Agnès Cousson

Compte-rendu : Hélène Raveau, Les Choses d’en-haut

Hélène Raveau, Les Choses d’en haut, Paris, Éditions Salvator, préface de Gérard Ferreyrolles, 2015, 101 pages, 13,90 euros.

Haut lieu de spiritualité au XVIIe siècle, le monastère de Port-Royal n’a jamais laissé indifférent, qu’il irrite ou qu’il fascine. Sa mémoire, à la survie de laquelle les religieuses de la communauté ont largement œuvré par leurs nombreux écrits, est bien vivante aujourd’hui. En témoignent les recherches universitaires, qui manifestent depuis plusieurs années un regain d’intérêt pour l’histoire du monastère persécuté, et finalement détruit par Louis XIV au début du XVIIIe siècle. Port-Royal inspire aussi des écrivains. Tel est le cas d’Hélène Raveau, qui signe là son premier roman.

Le terme « roman » choisi par l’éditeur convient mal. Les Choses d’en haut sont plutôt un vaste poème en prose, narratif et épique, qui mêle deux temporalités, le XVIIe siècle et l’époque contemporaine, autour des différents thèmes : la mémoire (qu’est-ce qu’un musée ?), l’esprit de résistance, la foi, mais aussi la laïcité. L’écriture fragmentée fait écho à celle des Pensées de Pascal, largement présent. L’ouvrage d’Hélène Raveau interpelle le lecteur par des formules qui frappent par leur violence, et qui rappellent celle exercée à l’encontre du « vallon ravagé » (« même les nuages étaient piétinés »), ce cloître devenu « cimetière », ou, au contraire, par des formules qui introduisent de la douceur et portent à la rêverie (la rose cueillie par Robert Arnauld d’Andilly…). Le texte reproduit en ce sens les sentiments ambivalents du promeneur dans la vallée de Chevreuse, où demeurent les ruines du monastère, partagé entre l’admiration et l’effroi.
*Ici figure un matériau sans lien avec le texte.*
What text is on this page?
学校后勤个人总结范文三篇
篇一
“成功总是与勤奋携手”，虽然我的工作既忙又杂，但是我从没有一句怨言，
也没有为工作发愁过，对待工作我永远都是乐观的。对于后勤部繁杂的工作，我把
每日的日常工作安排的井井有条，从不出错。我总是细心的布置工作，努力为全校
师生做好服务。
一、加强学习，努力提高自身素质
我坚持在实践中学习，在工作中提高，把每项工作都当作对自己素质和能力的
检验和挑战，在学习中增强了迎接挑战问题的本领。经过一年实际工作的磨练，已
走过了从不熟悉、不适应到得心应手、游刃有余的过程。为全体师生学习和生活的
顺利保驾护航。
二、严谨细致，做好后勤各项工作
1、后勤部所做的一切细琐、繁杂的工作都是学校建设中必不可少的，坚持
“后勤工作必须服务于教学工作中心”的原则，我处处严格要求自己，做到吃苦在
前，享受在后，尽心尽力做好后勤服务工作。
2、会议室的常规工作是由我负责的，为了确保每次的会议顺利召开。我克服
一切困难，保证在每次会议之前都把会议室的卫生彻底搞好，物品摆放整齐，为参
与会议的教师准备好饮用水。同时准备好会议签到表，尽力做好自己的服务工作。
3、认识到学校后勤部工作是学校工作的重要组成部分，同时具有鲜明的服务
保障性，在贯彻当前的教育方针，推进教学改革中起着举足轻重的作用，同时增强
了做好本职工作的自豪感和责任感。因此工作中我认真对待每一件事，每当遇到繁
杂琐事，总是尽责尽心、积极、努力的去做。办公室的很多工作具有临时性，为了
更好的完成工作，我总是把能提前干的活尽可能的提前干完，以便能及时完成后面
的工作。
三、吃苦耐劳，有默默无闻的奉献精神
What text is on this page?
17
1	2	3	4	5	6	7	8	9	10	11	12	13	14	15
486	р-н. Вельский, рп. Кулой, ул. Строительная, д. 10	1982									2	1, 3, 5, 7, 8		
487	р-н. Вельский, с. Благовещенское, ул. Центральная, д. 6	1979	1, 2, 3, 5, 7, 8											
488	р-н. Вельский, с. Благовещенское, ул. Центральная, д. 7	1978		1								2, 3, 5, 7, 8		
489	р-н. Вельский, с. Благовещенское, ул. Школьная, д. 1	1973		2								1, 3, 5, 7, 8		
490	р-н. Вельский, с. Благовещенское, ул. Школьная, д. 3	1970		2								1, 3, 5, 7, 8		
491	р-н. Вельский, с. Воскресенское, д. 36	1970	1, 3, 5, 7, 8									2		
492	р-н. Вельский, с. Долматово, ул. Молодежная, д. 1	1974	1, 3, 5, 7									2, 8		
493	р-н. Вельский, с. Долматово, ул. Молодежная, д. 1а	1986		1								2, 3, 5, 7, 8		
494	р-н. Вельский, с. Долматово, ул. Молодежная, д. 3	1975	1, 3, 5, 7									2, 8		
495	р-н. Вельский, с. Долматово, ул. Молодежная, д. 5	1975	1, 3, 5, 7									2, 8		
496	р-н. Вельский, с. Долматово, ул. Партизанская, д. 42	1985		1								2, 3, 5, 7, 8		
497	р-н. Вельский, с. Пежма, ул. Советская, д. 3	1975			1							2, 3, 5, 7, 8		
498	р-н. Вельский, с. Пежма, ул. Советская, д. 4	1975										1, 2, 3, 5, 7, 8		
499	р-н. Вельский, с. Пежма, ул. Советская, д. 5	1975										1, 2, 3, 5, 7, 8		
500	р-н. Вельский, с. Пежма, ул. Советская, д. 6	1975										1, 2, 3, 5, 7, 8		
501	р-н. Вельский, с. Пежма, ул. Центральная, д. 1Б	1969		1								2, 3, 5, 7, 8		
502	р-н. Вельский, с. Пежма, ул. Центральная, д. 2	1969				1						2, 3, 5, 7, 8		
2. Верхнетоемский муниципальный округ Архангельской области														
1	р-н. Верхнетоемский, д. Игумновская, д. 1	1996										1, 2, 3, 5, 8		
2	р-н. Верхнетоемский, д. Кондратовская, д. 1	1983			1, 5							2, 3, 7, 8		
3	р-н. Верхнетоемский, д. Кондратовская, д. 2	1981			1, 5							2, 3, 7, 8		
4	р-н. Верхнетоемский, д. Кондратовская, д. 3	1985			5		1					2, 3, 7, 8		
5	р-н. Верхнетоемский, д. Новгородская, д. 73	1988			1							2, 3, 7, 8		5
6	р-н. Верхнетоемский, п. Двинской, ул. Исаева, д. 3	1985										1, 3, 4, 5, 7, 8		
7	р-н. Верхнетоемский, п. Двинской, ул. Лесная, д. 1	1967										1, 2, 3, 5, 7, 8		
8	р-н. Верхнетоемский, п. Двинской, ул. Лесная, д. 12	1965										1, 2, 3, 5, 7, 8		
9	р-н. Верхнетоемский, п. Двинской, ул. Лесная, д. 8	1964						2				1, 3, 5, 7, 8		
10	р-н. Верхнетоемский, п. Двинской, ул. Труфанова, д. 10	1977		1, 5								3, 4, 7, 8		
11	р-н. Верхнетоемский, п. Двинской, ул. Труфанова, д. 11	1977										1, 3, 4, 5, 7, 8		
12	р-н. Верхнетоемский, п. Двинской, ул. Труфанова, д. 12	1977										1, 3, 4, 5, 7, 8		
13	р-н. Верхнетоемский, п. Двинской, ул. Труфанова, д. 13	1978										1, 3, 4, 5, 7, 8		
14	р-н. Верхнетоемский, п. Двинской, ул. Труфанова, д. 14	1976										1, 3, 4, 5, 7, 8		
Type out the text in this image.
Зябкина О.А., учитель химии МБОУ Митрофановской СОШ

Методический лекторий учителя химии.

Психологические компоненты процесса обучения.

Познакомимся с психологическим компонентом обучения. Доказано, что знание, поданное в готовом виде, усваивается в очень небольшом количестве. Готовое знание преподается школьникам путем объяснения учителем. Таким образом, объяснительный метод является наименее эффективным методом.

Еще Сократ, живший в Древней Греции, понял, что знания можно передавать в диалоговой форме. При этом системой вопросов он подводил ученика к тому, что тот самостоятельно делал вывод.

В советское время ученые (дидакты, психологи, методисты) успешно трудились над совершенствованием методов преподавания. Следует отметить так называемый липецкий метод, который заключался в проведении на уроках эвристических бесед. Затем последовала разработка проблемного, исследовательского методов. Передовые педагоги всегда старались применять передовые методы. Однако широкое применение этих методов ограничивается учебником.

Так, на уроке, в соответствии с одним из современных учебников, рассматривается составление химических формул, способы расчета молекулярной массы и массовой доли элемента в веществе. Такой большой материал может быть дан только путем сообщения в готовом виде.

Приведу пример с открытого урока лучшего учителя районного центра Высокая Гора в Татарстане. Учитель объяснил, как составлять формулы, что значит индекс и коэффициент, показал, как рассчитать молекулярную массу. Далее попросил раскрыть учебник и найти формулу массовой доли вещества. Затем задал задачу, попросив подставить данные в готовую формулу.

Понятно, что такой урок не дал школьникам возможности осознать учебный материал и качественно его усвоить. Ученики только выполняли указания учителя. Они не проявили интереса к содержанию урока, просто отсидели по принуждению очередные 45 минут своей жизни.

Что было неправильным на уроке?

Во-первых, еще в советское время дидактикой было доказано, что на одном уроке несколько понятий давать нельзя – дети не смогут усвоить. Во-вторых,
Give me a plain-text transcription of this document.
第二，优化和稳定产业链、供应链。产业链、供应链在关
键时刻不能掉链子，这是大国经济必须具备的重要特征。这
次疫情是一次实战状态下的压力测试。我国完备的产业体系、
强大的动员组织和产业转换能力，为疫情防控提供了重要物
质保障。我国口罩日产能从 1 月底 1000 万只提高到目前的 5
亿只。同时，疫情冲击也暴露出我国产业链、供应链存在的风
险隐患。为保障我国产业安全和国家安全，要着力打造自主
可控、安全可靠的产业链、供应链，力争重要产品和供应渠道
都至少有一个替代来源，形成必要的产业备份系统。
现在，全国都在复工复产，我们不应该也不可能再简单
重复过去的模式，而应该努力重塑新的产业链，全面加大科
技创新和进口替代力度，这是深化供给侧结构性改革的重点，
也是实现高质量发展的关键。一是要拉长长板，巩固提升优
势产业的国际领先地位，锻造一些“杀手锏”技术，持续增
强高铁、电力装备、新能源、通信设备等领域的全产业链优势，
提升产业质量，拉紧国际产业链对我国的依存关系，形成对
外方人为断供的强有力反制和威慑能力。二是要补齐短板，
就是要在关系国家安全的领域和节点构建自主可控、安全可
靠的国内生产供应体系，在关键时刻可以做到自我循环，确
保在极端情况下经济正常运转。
Cette prose poétique invite également à la réflexion et à la méditation. Hélène Raveau interroge le rapport à soi et à l’autre à travers l’histoire des moniales persécutées pour avoir bravé l’autorité de la monarchie absolue par leur refus de signer un Formulaire, au nom de leur conscience. Ses héroïnes (douze, comme les douze religieuses envoyées en captivité en 1664 par l’archevêque de Paris) s’inscrivent en héritières de la mère Angélique Arnauld, réformatrice de la communauté, et de sa nièce Angélique de Saint-Jean Arnauld d’Andilly, moniale brillante, cultivée, et résistante farouche. Dans les deux cas, des femmes intègres, en quête d’absolu.

Un lecteur familier de Port-Royal, et au fait de son histoire, sera à même d’apprécier pleinement ce texte à la gloire du monastère. Des références historiques, théologiques, littéraires, sont en effet nécessaires pour saisir la richesse des références qui parcourent l’œuvre. Le lecteur novice n’est pas oublié, grâce aux annexes que l’auteur a eu soin d’intégrer, aide précieuse pour accompagner une lecture-découverte, qui à son tour, suscitera peut-être l’envie de découvrir plus à fond l’histoire du monastère martyr.

Dans tous les cas, le texte touchera le lecteur, par son pouvoir émotionnel et par l’appel à la réflexion qu’il suscite sur les événements de notre temps, au miroir de l’histoire du monastère-phare du Grand Siècle et de ses « ombres radieuses », et sur les choses intemporelles, la foi, la retraite, la vie intérieure, bref, tout ce qui touche aux choses d’en haut.